The workshop participants also emphasised that the automated content moderation systems that platforms employ to detect and remove content struggle to understand context. Because of this, platforms can remove important critical and harmless content, while failing to effectively moderate harmful content.

In light of these findings, the research team argue that platforms need better frameworks to define what constitutes harm, and better mechanisms to guarantee women’s safety online.

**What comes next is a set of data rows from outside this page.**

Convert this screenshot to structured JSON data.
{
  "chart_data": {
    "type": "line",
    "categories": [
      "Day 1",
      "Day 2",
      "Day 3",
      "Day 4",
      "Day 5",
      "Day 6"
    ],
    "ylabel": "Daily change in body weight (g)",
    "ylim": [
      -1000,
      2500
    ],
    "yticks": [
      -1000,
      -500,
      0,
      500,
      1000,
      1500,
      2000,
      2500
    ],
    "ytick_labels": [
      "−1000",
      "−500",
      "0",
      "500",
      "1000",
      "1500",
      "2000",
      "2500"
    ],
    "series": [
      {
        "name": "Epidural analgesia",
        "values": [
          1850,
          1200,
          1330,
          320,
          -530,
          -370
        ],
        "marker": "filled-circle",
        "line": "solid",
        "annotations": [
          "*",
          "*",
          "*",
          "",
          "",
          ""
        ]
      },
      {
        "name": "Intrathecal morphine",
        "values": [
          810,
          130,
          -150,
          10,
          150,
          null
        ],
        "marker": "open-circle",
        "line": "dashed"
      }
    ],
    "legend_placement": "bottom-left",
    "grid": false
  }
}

At the data harms workshop, Dr Rosalie Gillett questioned how platforms might reimagine the regulation of their services: “What if we investigated ways to rehabilitate those who have caused harm, transform communities, centre victim-survivors, and enable people to feel safe online? How can platforms use automation to create tools that cultivate a sense of community and community accountability that can mitigate harm? And what should platforms do instead where this won’t work?”

She continued: “These are crucial questions that, if answered, could help platforms cultivate safe and inclusive digital environments for all.”

In recognition of the significant contribution made by members of civil society organisations, most of the ADM+S seed funding was used to compensate the civil society participants for attending and contributing to the workshop. Civil society organisations who have first-hand experience advocating for women’s safety online were essential to fulfil the aims of the project.

The research team is now working to write up the findings for publication in an academic journal.